The electronics industry has been hit harder than the electrical business with the loss of customers, and the Chicago-based ERA trade association has set up trade missions to China for its members interested in starting up ventures similar to Rutkowski’s manufacturing companies. MANA, Laguna Hills, Calif., also recently led a contingent of its members to China on a similar mission. Hank Bergson, NEMRA’s president, said NEMRA members have not had as much interest in a trade mission, but the association would sponsor one if the need arises.
In his presentation on the state of the U.S. economy, Martin Regalia, chief economist, U.S. Chamber of Commerce, said while burdensome U.S. regulations and bad policy decisions are pushing U.S. manufacturers overseas, part of the demise of manufacturing in the United States can be attributed to the fact that the U.S. economy is maturing.
“Growing globalization will continue to pose challenges to the U.S. manufacturing sector,” he said. “But growing productivity and increased efficiency in the United States will help counter the trend to produce abroad. More important, the factors that appear to have radically tipped the scales against U.S. manufacturers, especially in the last few decades, have not been these global forces but, rather, bad domestic policy decisions. Reforming the regulatory, legal, and tax systems such that they continue to provide the necessary protection and raise required revenue without placing undue burden on the economy would help ensure a vibrant manufacturing sector into the 21st century.”
The Keystone Conference attendees were nearly all owners of independent rep firms, with the exception of several vendors on one panel. Bob Smith, vice president of sales and marketing, for Pass and Seymour/Legrand, Syracuse, N.Y., brought an electrical industry perspective to the panel, “Reinventing your rep firm from your principal’s perspective.”
Smith said reps must be able to “help create demand and develop new markets while selling and servicing more sophisticated end users and distributors while combating fierce competition coming at them from all sides. In addition, today’s rep needs to be sharper, leaner, technologically savvy, financially sound, marketers, outstanding in sales, and flat out sound business people.”
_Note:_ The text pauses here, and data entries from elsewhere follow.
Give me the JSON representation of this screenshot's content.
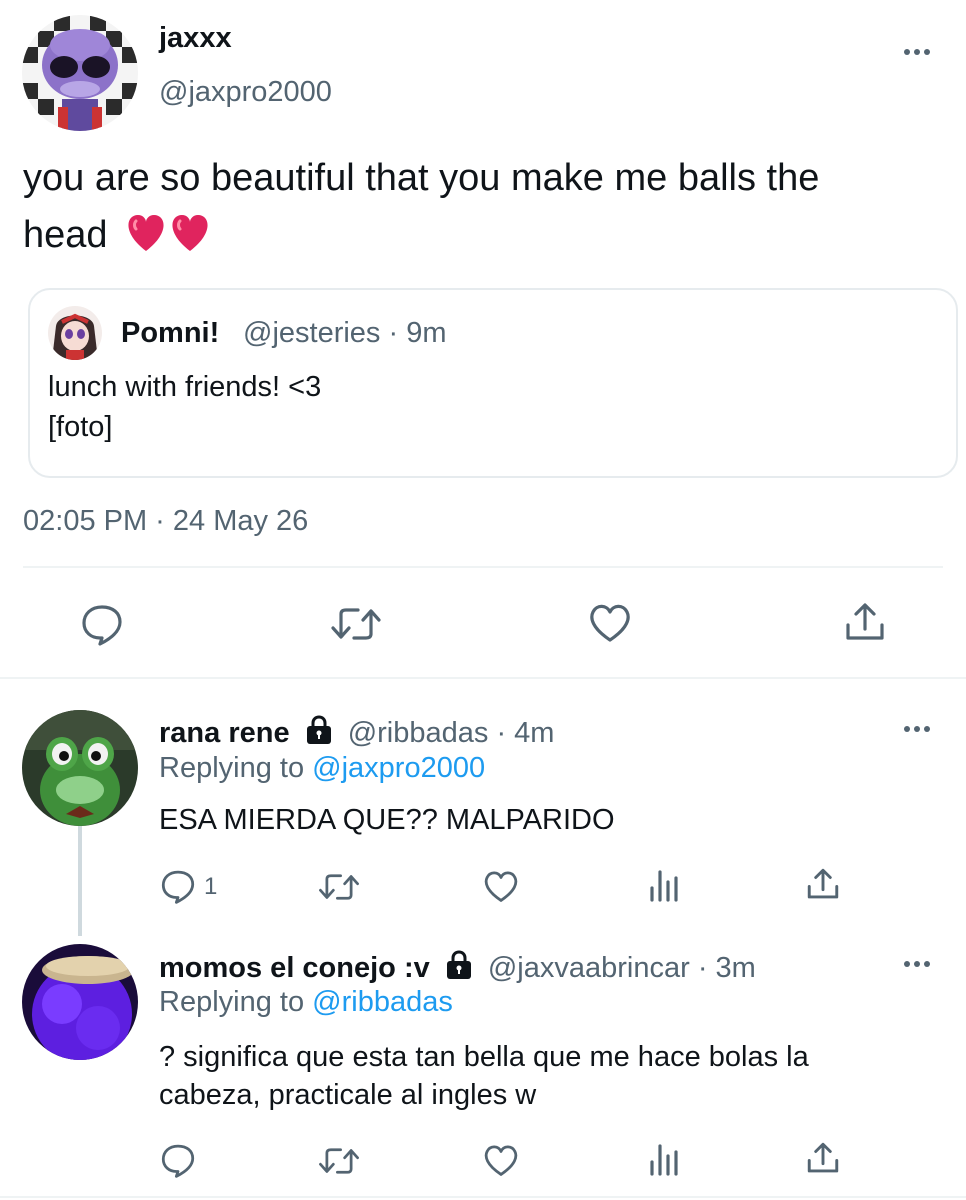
{
  "tweet": {
    "display_name": "jaxxx",
    "handle": "@jaxpro2000",
    "text_line1": "you are so beautiful that you make me balls the",
    "text_line2": "head",
    "emoji": "❤️❤️",
    "timestamp": "02:05 PM · 24 May 26",
    "quoted": {
      "display_name": "Pomni!",
      "handle_time": "@jesteries · 9m",
      "text_line1": "lunch with friends! <3",
      "text_line2": "[foto]"
    },
    "actions": [
      "reply-icon",
      "retweet-icon",
      "like-icon",
      "share-icon"
    ]
  },
  "replies": [
    {
      "display_name": "rana rene",
      "handle_time": "@ribbadas · 4m",
      "replying_prefix": "Replying to",
      "replying_to": "@jaxpro2000",
      "text_line1": "ESA MIERDA QUE?? MALPARIDO",
      "reply_count": "1",
      "protected": true
    },
    {
      "display_name": "momos el conejo :v",
      "handle_time": "@jaxvaabrincar · 3m",
      "replying_prefix": "Replying to",
      "replying_to": "@ribbadas",
      "text_line1": "? significa que esta tan bella que me hace bolas la",
      "text_line2": "cabeza, practicale al ingles w",
      "protected": true
    }
  ],
  "colors": {
    "text": "#0f1419",
    "secondary": "#536471",
    "link": "#1d9bf0",
    "heart": "#e0245e"
  }
}
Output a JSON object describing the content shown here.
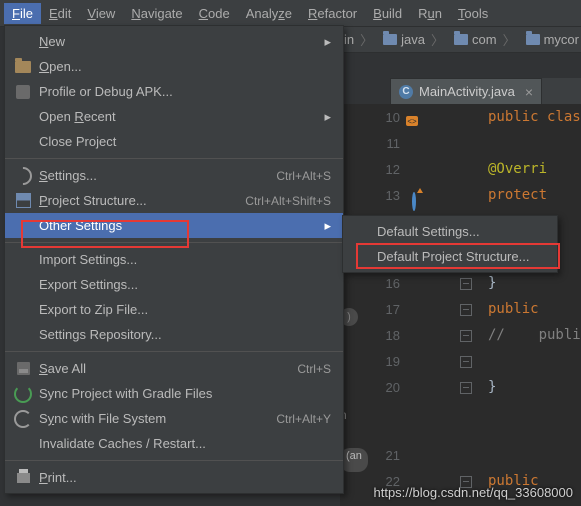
{
  "menubar": {
    "items": [
      {
        "u": "F",
        "rest": "ile",
        "sel": true
      },
      {
        "u": "E",
        "rest": "dit"
      },
      {
        "u": "V",
        "rest": "iew"
      },
      {
        "u": "N",
        "rest": "avigate"
      },
      {
        "u": "C",
        "rest": "ode"
      },
      {
        "u": "",
        "rest": "Analyze",
        "plain": true,
        "uAt": 5,
        "text": "Analyze"
      },
      {
        "u": "R",
        "rest": "efactor"
      },
      {
        "u": "B",
        "rest": "uild"
      },
      {
        "u": "",
        "rest": "Run",
        "uAt": 1,
        "text": "Run"
      },
      {
        "u": "T",
        "rest": "ools"
      }
    ]
  },
  "breadcrumb": {
    "items": [
      "in",
      "java",
      "com",
      "mycor"
    ]
  },
  "tab": {
    "name": "MainActivity.java",
    "icon": "C"
  },
  "file_menu": {
    "groups": [
      [
        {
          "label": "New",
          "arrow": true,
          "u": 0
        },
        {
          "label": "Open...",
          "icon": "open",
          "u": 0
        },
        {
          "label": "Profile or Debug APK...",
          "icon": "apk"
        },
        {
          "label": "Open Recent",
          "arrow": true,
          "uAt": "R",
          "text": "Open Recent"
        },
        {
          "label": "Close Project"
        }
      ],
      [
        {
          "label": "Settings...",
          "icon": "wrench",
          "sc": "Ctrl+Alt+S",
          "u": 0
        },
        {
          "label": "Project Structure...",
          "icon": "struct",
          "sc": "Ctrl+Alt+Shift+S",
          "u": 0
        },
        {
          "label": "Other Settings",
          "arrow": true,
          "hl": true
        }
      ],
      [
        {
          "label": "Import Settings..."
        },
        {
          "label": "Export Settings..."
        },
        {
          "label": "Export to Zip File..."
        },
        {
          "label": "Settings Repository..."
        }
      ],
      [
        {
          "label": "Save All",
          "icon": "disk",
          "sc": "Ctrl+S",
          "u": 0
        },
        {
          "label": "Sync Project with Gradle Files",
          "icon": "sync"
        },
        {
          "label": "Sync with File System",
          "icon": "sync2",
          "sc": "Ctrl+Alt+Y",
          "uAt": "y",
          "text": "Sync with File System"
        },
        {
          "label": "Invalidate Caches / Restart..."
        }
      ],
      [
        {
          "label": "Print...",
          "icon": "print",
          "u": 0
        }
      ]
    ]
  },
  "submenu": {
    "items": [
      {
        "label": "Default Settings..."
      },
      {
        "label": "Default Project Structure...",
        "boxed": true
      }
    ]
  },
  "code": {
    "lines": [
      {
        "n": 10,
        "html": "public clas",
        "cls": "kw",
        "mk": "tag"
      },
      {
        "n": 11,
        "html": ""
      },
      {
        "n": 12,
        "html": "@Overri",
        "cls": "ann"
      },
      {
        "n": 13,
        "html": "protect",
        "cls": "kw",
        "mk": "o"
      },
      {
        "n": 16,
        "html": "}",
        "cls": "br",
        "fold": true
      },
      {
        "n": 17,
        "html": "public",
        "cls": "kw",
        "fold": true
      },
      {
        "n": 18,
        "html": "//    publi",
        "cls": "cmt",
        "fold": true
      },
      {
        "n": 19,
        "html": "",
        "fold": true
      },
      {
        "n": 20,
        "html": "}",
        "cls": "br",
        "fold": true
      },
      {
        "n": 21,
        "html": ""
      },
      {
        "n": 22,
        "html": "public",
        "cls": "kw",
        "fold": true
      }
    ]
  },
  "pill": " (an",
  "pill2": ")",
  "nlab": "n",
  "watermark": "https://blog.csdn.net/qq_33608000"
}
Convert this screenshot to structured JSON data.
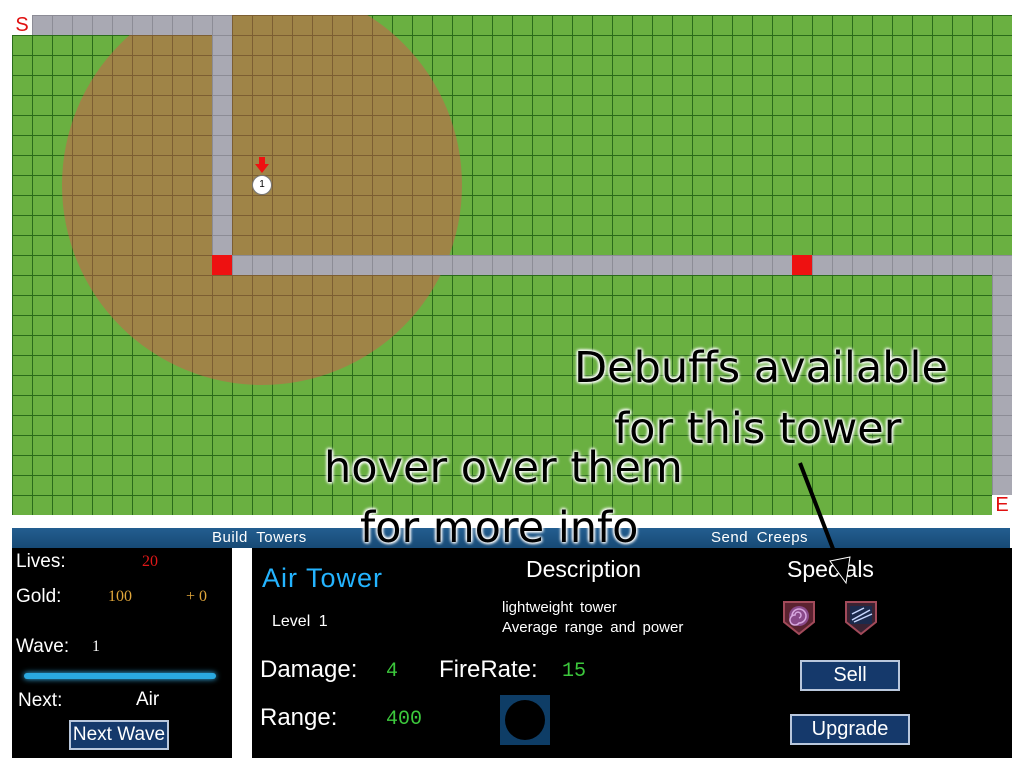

One of the other manufacturers on the vendor panel, Bob Terwall, president, Cherry Electrical Products, Waukegan, Ill., sparked a lot of discussion with his analysis of using independent manufacturers’ reps versus direct factory salespeople. In the analysis done earlier this year on his company’s sales structure, he found it costs two-to-four times more to go to market with direct factory salespeople than with independent reps. NEMRA chairman Sam Johnson, principal, Electra-Tek Carolinas Inc., Greensboro, N.C., and a member of the Keystone committee, took away more than 30 ideas from the presentations and breakout sessions.
“They were all so good that I had some work to do to get them down to about 10 I can implement right away,” he says.
Specifically, he learned how several reps were receiving retainers from manufacturers for selling new products or “missionary lines,” why reps need to invest in technology, share annual business plans with key principals and diversify into new markets or geographic areas.
Tony May, H.M. Brown & Sons, Dartmouth, Nova Scotia, says his journey to Tampa was worth it. “What I learned at the Keystone Conference and what I’ll be able to put to use in my agency will more than pay for the cost of my registration.”